El tema de la flexibilización se presenta, pues, como una mejoría de las relaciones laborales, capaz de ayudar al compromiso que impone la globalización económica y de cumplir con los tres principios del Acuerdo de Cooperación Laboral de América del Norte (ACLAN): competitividad, calidad y productividad. Es la clara visión empresarial de los acuerdos laborales que en el fondo y en la superficie defienden al empresario de la agresión que pueda suponer una competencia fundada en el incumplimiento de las normas de trabajo, pero que también hacen evidente que lo importante es la competencia pero no la justicia social.

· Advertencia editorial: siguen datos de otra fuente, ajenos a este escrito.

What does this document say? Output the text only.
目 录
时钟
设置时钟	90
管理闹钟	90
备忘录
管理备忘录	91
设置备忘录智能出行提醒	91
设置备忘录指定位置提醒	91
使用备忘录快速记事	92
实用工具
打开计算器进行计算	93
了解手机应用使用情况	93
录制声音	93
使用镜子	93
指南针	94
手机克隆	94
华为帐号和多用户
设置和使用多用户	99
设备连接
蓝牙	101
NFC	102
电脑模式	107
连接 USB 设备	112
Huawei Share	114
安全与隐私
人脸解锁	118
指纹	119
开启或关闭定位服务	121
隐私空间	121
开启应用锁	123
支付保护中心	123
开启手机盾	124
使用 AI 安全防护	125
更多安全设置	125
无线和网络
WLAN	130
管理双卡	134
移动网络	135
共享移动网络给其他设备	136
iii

Ese asunto de la flexibilización parecería la gran novedad nacida de las crisis capitalistas que asuelan al mundo con su enorme dosis de desempleo y de procesos reiterados de inflación. Curiosamente se dice que el socialismo feneció con el Muro de Berlín, a finales de 1989, pero no se dice, en cambio, que el capitalismo muere como sistema cada día, dado su absoluto fracaso para poner remedio a la extrema miseria y a la pobreza que caracterizan al mundo actual.
¿Qué se pretende, realmente, con esa flexibilización? Adelanto algo: no estoy en contra de ella en forma total si sacrifica comodidades para los trabajadores en beneficio de una producción de mejor calidad y compartida en sus resultados, pero la rechazo si implica la pérdida de derechos fundamentales.
En la preparación de una conferencia que dicté este jueves en la Universidad Lasallista Benavente de Celaya, invitado por su rector Héctor Aguilar, me di cuenta de que las exigencias de flexibilización no son otra cosa que traer a estos tiempos de crisis los mecanismos de absoluta explotación que obligaron al nacimiento del derecho del trabajo.
Cerrada la larga etapa de las corporaciones de oficios y nacida la gran industria, el empresario disfrutaba de todos los privilegios: jornadas inhumanas, salarios pagados muchas veces con documentos y no con dinero; irresponsabilidad ante los riesgos de trabajo que se atribuían a la culpa del trabajador; salario menor para mujeres y niños; condiciones de plena insalubridad e inseguridad de las fábricas; despido libre y represión de las formas incipientes de organización de los trabajadores.
Todo eso se llama ahora ``flexibilidad'' y se ha convertido en la bandera empresarial frente a la reforma de las leyes laborales.
En muchos países, incluyendo varios de América Latina, esas viejas reglas sustituyen ya a las tutelares del decadente, en esa perspectiva, derecho del trabajo. En Europa se han hecho todos los ensayos necesarios para lograr la flexibilización de las normas, aunque las últimas experiencias (España, 1997) representan ya un arrepentimiento ante los graves problemas que causan los contratos temporales.
Entre nosotros ha sido siempre más fácil dejar las leyes como están, porque favorecen a ese corporativismo sindical que nos repugna, y en cuanto a lo demás, hacer cada día, en los hechos, una nueva normatividad. Al fin y al cabo para eso están las incondicionales juntas de conciliación y arbitraje.
Hay que admitir sin duda mejoría en el manejo de la fuerza de trabajo, pero en beneficio de ambas partes. Lo que no se puede aceptar es volver a la prehistoria industrial y a la total explotación de la mano de obra.